How do you know when your behavior is blurring the line between acceptable and not?  What are the rules?  What do you need to know? Since social media is relatively new (let’s just say we didn’t have to worry about who was posting what on whose wall when I was younger), it isn’t always easy to know how we should behave. Here are some suggestions that can help keep your relationships healthy and happy in the social media age. 


·         Follow the same rules you would for speaking to someone in person.  This piece of advice can prevent you from saying something online you may regret later.  It’s easy to start talking or flirting with someone when all you have to see is your computer screen, but ask yourself:  Would I say this if this person was in front of me?  Would I say this in front of my significant other?  If the answer is no, you probably shouldn’t be typing it online either. 

·         Don’t use social media as a substitute for old-fashioned communication in your relationships. Instead of sitting and stewing over the comment someone left on your significant other’s page, wondering about the million things it could possibly mean, just ask!  Concerned about something your significant other said online?  Maybe you found it insulting?  Talk about it!  Don’t let social media communications confuse the real communication between you.
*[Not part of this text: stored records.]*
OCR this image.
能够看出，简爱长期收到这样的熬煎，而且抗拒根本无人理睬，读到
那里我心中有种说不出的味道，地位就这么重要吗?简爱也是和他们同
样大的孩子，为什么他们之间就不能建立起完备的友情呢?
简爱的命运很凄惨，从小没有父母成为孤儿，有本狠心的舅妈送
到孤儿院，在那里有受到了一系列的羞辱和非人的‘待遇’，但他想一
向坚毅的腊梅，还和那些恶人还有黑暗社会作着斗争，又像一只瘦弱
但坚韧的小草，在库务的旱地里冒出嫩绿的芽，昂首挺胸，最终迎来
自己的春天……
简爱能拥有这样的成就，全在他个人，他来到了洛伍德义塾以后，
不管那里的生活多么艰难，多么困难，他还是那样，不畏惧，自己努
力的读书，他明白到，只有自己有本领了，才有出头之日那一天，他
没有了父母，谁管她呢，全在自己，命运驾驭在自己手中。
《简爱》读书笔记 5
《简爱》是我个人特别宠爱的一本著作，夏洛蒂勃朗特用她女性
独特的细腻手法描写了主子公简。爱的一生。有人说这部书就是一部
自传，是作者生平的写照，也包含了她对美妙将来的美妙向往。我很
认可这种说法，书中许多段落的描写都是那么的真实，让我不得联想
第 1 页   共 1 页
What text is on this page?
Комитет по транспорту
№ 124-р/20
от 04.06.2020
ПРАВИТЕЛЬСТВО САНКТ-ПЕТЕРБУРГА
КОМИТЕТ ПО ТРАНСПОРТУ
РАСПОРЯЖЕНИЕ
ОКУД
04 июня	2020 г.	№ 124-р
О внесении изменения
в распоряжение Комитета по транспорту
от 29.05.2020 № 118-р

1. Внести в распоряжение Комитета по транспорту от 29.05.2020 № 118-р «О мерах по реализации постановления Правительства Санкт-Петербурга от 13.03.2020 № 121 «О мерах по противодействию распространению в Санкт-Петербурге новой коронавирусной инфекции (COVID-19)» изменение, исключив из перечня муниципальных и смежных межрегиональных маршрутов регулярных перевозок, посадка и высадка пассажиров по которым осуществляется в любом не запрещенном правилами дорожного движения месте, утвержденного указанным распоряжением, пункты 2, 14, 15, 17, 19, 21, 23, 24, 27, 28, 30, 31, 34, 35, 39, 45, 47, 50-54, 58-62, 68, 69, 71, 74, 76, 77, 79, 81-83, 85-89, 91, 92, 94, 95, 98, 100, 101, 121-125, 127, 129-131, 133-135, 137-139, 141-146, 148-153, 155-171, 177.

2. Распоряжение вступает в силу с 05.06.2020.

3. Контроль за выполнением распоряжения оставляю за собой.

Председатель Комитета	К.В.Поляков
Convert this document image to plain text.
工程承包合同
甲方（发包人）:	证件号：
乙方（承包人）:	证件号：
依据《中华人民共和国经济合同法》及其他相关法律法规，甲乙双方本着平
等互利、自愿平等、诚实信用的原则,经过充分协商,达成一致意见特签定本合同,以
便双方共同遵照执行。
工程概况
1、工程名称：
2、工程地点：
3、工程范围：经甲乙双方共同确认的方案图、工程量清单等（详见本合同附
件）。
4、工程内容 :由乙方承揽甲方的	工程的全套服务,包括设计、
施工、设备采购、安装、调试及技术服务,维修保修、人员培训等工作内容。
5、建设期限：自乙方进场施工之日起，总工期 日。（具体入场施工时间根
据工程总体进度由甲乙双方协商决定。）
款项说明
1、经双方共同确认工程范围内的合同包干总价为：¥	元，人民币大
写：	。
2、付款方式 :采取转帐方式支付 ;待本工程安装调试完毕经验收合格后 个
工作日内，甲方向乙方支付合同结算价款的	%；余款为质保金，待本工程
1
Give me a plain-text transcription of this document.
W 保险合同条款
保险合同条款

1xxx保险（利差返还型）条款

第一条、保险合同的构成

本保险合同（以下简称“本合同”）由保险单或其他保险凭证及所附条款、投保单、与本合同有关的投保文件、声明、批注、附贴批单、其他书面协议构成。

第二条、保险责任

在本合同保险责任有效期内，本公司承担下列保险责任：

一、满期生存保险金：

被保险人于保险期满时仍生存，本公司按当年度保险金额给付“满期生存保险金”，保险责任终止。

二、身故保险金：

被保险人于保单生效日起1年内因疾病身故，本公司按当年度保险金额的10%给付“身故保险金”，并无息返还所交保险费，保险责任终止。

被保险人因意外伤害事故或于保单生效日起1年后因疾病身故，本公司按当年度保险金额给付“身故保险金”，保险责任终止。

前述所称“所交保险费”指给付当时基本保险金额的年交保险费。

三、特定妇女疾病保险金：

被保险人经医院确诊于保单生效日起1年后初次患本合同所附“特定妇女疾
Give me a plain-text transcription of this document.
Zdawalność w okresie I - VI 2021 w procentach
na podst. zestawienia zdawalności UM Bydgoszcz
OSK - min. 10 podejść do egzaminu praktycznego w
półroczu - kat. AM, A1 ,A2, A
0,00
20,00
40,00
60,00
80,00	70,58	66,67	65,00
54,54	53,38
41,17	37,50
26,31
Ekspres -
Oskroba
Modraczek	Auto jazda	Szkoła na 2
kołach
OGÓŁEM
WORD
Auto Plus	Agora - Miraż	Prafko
The more you include one another, the better off you’ll be.   

·         Create social media boundaries.  Maybe you think it’s ok to be friends with an ex online, but maybe your significant other doesn’t.  Maybe you write about every spat and conversation you have, but your significant other wants to keep your relationship private.  Whatever the situation is, it’s important to discuss it as a couple.  What are the rules you want to play by?  Should you accept friend requests from an ex?  What can/should you be allowed to say about your current relationship? 

·         Stick to the rules.  In a vulnerable state or a moment of frustration, you may reach out to an ex or old flame out of spite or just to do some harmless chatting, but you may find yourself saying something inappropriate after a click or two. If you know you will be tempted, do not “friend” or reach out to these people.


In the age of social media, we have even more to consider when trying to keep our relationships healthy. If you are having trouble in a relationship because of something that happened online—whether it was an inappropriate conversation or a photo you never want to see again—think beyond the computer screen to the root causes of the problem.  Is there a lack of trust in your relationship?  Are there problems with how you communicate with one another?  Often times something that shows up in social media may be a part of a deeper issue you need to address. 


If you find yourself concerned for the health or happiness of your relationship, consider seeking support.  Take advantage of non-medical counseling through Military OneSource (800-342-9647) or your installation’s Family Advocacy Program.  Your Family Advocacy Program provides a wide range of activities designed to promote positive family relationships such as couples counseling and classes on effective communication, stress management and more. You can reach your local Family Advocacy Program by using MilitaryINSTALLATIONS. 


Remember, relationships take work, especially when deployments, separations and relocation can add to the stress of every day life.  By communicating, setting some social media rules and asking for help when you need it, you and your significant other can tackle anything!